Photo: Jim When the 2008 Farm Bill passed, Michael Pollan took to the pages of Grist to ask, "why so little change on the key issue? Why didn't we get a food bill, rather than another farm bill?" Then he tasked food reformers to prepare for the next one, when change might really happen:
It's not enough to engage the public, important as that is; we also have to get much smarter about both policy and politics, and craft some attractive proposals that will divide the farm block as well as move us to a healthier and more sustainable food system -- economically sustainable for farmers and farm workers and environmentally sustainable.
Since then, food reformers -- who have begun to drive the media conversation as well as force agribusiness to engage in opposition research new marketing campaigns -- have had reason to hope they might control the debate over the next Farm Bill.
But the recession plus the Republican wave of 2010 smashed those hopes. The ensuing GOP governing philosophy of corporate welfare combined with budget-cutting mania led Tom Philpott to opine earlier this year that the "Budget fight threatens to turn Farm Bill into Industrial Ag Bill." Though the Farm Bill only comes up every five years, Congress appropriates money on an annual basis; the fight over this year's spending is just now coming to an end.
In this latest agriculture budget battle, the GOP targeted conservation programs, which serve as rare counterweights to a system designed to encourage excessive production of commodities like corn, soy and cotton. Organic transition, rural development programs, and research funding also took considerable hits.
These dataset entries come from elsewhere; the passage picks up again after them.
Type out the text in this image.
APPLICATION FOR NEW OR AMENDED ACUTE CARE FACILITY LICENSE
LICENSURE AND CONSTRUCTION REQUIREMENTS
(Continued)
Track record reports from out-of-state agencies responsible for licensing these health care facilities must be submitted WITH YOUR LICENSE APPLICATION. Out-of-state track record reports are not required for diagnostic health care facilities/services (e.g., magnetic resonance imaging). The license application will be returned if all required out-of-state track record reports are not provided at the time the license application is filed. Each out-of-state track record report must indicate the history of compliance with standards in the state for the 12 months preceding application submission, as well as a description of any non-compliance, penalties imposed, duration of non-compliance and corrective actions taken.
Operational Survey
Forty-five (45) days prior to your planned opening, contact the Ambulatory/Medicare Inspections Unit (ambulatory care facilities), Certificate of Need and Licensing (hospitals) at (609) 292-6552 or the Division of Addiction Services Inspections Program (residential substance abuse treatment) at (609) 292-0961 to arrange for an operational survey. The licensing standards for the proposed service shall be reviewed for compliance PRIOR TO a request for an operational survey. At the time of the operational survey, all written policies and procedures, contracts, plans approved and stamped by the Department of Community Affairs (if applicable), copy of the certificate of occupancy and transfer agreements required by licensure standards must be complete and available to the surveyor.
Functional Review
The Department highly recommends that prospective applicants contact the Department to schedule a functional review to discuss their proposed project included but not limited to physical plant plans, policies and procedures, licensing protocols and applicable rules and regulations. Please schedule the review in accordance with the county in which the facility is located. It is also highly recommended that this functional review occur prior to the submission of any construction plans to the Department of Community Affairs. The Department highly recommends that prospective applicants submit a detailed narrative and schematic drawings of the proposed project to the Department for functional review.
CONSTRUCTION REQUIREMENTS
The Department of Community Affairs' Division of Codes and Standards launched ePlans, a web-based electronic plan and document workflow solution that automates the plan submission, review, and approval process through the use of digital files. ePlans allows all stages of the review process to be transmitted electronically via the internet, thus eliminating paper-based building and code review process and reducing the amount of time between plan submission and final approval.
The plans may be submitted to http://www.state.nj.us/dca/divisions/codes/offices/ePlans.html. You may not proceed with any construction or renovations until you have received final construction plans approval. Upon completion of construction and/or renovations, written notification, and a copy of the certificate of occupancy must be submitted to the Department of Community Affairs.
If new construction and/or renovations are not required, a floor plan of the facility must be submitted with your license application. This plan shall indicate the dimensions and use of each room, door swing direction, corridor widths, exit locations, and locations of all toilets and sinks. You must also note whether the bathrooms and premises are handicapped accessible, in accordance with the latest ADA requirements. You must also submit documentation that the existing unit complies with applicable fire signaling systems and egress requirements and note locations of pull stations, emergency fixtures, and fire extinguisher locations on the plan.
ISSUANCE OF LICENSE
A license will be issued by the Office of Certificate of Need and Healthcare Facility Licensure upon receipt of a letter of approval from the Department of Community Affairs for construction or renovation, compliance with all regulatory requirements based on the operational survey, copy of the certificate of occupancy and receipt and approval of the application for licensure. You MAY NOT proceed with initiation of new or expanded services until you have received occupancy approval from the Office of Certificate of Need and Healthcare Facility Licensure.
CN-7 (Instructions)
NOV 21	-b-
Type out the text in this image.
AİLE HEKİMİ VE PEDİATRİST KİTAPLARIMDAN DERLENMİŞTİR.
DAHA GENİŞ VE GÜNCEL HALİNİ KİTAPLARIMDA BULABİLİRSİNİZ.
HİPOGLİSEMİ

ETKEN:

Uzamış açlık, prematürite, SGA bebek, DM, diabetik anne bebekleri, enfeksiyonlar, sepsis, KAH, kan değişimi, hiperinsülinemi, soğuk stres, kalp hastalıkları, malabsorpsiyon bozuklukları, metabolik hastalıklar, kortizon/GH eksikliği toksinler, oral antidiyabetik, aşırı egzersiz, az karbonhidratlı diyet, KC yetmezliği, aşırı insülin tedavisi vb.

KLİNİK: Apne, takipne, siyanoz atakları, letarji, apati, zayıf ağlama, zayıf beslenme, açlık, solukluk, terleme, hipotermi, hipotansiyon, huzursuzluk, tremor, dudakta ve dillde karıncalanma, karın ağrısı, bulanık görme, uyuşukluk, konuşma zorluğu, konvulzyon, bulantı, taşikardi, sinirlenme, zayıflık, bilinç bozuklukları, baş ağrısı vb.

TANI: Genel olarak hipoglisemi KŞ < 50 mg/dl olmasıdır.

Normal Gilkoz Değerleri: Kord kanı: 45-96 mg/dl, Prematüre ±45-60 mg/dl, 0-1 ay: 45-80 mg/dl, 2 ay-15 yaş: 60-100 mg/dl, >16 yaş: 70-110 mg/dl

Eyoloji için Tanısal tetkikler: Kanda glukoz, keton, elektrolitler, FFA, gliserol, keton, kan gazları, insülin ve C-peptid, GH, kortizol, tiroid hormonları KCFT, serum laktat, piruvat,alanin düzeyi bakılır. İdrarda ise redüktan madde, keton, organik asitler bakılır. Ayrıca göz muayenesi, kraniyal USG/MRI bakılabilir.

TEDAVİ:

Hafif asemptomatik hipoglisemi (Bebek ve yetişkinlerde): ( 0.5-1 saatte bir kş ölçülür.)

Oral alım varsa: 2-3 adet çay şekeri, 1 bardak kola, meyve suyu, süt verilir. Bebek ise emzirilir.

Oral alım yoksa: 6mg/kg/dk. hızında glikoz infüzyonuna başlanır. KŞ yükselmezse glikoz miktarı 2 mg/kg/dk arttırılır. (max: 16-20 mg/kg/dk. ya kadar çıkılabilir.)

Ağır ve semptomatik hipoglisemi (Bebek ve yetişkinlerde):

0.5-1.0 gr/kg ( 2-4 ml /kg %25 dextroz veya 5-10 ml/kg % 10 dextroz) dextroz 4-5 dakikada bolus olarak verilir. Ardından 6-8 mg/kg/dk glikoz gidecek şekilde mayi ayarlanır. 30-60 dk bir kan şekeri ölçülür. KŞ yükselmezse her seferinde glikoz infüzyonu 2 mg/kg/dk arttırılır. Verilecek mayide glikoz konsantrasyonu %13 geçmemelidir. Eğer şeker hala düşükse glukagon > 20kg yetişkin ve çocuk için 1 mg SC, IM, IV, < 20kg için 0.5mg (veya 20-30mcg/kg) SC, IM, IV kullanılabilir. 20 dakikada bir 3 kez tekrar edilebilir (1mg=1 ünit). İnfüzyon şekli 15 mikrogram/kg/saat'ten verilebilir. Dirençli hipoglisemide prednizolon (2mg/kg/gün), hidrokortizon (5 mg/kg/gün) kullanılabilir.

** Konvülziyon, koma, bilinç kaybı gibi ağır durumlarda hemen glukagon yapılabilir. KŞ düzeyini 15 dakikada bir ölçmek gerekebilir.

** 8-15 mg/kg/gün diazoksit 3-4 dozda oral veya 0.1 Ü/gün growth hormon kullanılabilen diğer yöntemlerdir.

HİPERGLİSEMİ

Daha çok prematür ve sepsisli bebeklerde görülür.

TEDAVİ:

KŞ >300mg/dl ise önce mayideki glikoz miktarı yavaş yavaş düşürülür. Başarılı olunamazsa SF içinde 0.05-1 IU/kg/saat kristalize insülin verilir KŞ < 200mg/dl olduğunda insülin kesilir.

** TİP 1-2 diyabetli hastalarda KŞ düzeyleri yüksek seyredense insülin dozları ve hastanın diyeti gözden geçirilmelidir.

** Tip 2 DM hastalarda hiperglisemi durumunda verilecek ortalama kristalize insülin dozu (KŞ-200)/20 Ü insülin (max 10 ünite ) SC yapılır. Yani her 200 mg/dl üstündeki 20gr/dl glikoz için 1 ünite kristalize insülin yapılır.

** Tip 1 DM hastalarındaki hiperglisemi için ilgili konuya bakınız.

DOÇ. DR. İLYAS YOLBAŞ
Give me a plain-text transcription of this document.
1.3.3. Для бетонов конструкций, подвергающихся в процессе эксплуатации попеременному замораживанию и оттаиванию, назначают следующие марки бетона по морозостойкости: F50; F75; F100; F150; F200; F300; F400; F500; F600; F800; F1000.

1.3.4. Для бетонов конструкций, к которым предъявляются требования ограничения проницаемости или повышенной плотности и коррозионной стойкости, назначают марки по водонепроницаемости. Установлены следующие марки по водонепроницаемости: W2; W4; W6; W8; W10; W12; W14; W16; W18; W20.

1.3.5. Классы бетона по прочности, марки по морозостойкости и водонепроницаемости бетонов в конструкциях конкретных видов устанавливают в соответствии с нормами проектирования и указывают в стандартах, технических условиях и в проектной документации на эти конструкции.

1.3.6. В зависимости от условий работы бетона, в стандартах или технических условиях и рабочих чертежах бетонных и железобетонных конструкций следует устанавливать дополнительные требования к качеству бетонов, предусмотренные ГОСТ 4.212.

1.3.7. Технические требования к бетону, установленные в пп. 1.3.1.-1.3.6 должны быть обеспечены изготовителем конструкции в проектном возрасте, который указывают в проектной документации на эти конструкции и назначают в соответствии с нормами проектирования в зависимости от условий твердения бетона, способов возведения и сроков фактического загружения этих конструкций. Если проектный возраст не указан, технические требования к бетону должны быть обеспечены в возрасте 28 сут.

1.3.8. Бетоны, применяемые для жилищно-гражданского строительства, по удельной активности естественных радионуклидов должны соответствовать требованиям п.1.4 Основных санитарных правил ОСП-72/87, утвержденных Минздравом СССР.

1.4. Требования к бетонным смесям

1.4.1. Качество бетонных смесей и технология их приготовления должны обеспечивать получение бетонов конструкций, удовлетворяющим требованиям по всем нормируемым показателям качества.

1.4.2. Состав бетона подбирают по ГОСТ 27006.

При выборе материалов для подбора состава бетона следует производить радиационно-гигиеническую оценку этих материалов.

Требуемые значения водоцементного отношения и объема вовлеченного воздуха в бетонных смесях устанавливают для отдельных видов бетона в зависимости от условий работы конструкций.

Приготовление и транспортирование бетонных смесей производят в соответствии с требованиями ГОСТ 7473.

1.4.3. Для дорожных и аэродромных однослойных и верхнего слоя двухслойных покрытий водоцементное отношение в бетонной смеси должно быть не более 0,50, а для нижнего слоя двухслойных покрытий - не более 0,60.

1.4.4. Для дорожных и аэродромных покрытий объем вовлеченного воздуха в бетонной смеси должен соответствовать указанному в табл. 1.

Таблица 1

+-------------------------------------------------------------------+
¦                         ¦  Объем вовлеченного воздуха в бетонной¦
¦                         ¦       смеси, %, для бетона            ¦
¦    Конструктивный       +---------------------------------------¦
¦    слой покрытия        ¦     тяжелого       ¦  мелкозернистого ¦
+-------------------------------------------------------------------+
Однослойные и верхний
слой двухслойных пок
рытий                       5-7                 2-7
Without these elements of the bill, practically all that remains are policies that encourage overproduction of a small set of commodities -- namely, the programs most associated with agribusiness.
And there remains enormous pressure to find even more "savings" in agricultural subsidies. Unlike in the past, when talk of cutting subsidies ended up as just that, Congress is currently full of conservative "true believers" in austerity, who don't seem concerned about voting against their constituents' interests, even in farm states. Significant reductions to traditional commodity programs are a very real possibility. Of course, in bargaining situations such as this one, the most influential insiders do all they can to protect their interests at the expense of less powerful players. In the case of farm subsidies that could mean protection for commodities producers and reductions in the programs that support sustainable agriculture.
This reality has encouraged a hands-off approach to this year's Farm Bill from one major potential force for reform: AGree, a recently formed coalition that includes the Gates Foundation, the Packard Foundation, the Ford Foundation, the Robert Wood Johnson Foundation, and the McKnight Foundation. The group hopes to "break the stalemate" on agricultural policy in this country -- just not this year.
AGree's co-chair and former Clinton administration USDA Secretary Dan Glickman said in an interview that when the group does get more fully involved, it will focus on a "three-legged stool" of agricultural policy: Risk management, research, and conservation. We'll just have to wait until 2017 to see if it's a stool we can sit on.
One source of new ideas for this year's Farm Bill is the National Farmers Union, the moderate counterpart to the more "notorious" American Farm Bureau (the AFB is the group that has called for war with food reformers and is the most strident in its climate denial).
The NFU just released a study that explains how the use of what they call "farmer-owned reserves" would have have saved over $56 billion in taxpayer money over the last 12 years. The very complex idea goes something like this: farmers would get paid by the government to put some of their harvest in reserve to use as a buffer for both high and low prices. The reserve wouldn't be government-owned or controlled, and market forces would drive the decision to stock-pile it or sell it. What's interesting is that such a reserve reduces both over-production of commodities and price spikes such as the one we're experiencing now. And it wouldn't interfere with farmers' ability to sell abroad, which -- for better or for worse -- is a major source of income for commodity growers. Their proposal could represent a small but significant improvement in our subsidy system.
We're clearly not looking at Michael Pollan's vision for the Farm Bill. But these might be the kinds of positive changes we can expect this time around. And if food reformers want to show themselves to be the sophisticated players in food and ag policy they strive to be, it might require pushing for ideas like these, now that the Whole Enchilada is off the table.